Very Good but could have so much more
Gregor Jordan is going to be great. I have no idea when but he is heading places. Along with this I have only seen two other films he has directed which were Two Hands which was unreal to say the least and Buffalo Soldier which was bloody great and Ned Kelly.
When first seeing this I was excited more than I should have been because I was dying to see a new western, but I don't know whether you would call this a western as it is not set in the west like other American films, this is set in Australia telling the story of legendary outlaw Ned Kelly, a young man who never got on the right side of the law who was raised from an Irish family.
To make the film even better it is directed and starring an Australian. Heath Ledger is sporting an Irish accent in the film which is faultless.
The supporting cast is just as good with Orlando Bloom playing Kelly's best friend Steve along with Naomi Watt's as Kelly's love interest but I wouldn't even call her that as she's not even in it. Geoffrey Rush is not used as much as he should have been as the man chasing Kelly. You feel that Gregor Jordan had the key to the sweet shop in Ned Kelly but didn't take full advantage of it. Geoffrey Rush was only in key scenes but there wasn't much introduction to who he was and his interest in Kelly like in the end when he asks Kelly if he can keep an item of his and Kelly looks at him thinking `Why'. it would have been an interest to see what he really thought of him, he just acts under orders to capture him and that's it. Naomi Watts is the same. So much there but not taken.

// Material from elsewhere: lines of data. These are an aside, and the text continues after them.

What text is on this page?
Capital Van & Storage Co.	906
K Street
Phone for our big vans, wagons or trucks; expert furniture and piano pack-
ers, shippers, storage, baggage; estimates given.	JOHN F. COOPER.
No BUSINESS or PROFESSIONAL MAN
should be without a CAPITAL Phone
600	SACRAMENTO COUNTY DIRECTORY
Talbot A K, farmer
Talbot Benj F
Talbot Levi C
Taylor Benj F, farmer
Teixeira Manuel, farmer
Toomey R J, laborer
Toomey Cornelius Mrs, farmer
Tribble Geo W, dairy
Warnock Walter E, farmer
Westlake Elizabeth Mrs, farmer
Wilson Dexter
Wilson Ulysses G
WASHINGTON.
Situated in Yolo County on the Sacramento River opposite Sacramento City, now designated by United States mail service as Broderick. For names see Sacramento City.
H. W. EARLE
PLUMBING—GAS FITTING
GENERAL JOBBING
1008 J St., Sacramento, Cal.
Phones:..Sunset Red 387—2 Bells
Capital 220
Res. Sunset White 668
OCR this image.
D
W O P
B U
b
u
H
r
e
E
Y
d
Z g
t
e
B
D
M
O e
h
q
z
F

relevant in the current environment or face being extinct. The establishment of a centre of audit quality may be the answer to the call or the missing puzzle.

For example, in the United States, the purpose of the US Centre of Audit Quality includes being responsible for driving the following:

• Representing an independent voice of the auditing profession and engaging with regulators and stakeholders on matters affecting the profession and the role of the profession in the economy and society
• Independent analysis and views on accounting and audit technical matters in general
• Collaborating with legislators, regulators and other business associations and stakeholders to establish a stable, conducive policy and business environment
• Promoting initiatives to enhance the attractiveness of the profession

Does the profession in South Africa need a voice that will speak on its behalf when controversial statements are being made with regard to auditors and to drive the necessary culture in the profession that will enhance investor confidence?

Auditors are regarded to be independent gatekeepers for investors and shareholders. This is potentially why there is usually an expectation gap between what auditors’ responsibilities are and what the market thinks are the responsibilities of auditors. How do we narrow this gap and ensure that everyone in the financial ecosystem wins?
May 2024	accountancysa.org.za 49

As far as the story goes this is not such based on his biography but a novel written by Robert Drewe Called Our Sunshine which is a famous phrase that Ned Kelly's father called him. It's a strong story with terrific acting but the script wasn't long enough to make it into the epic it could have been. Sure enough there is plenty in the film to keep it's audience happy but it doesn't really give you the feel you are hoping for. It's goes down in the books of films that could have been so much more and even though this is still a very good film, it had the opportunity to be a masterpiece but if only the script was up to the task there would be a lot more people talking about this story.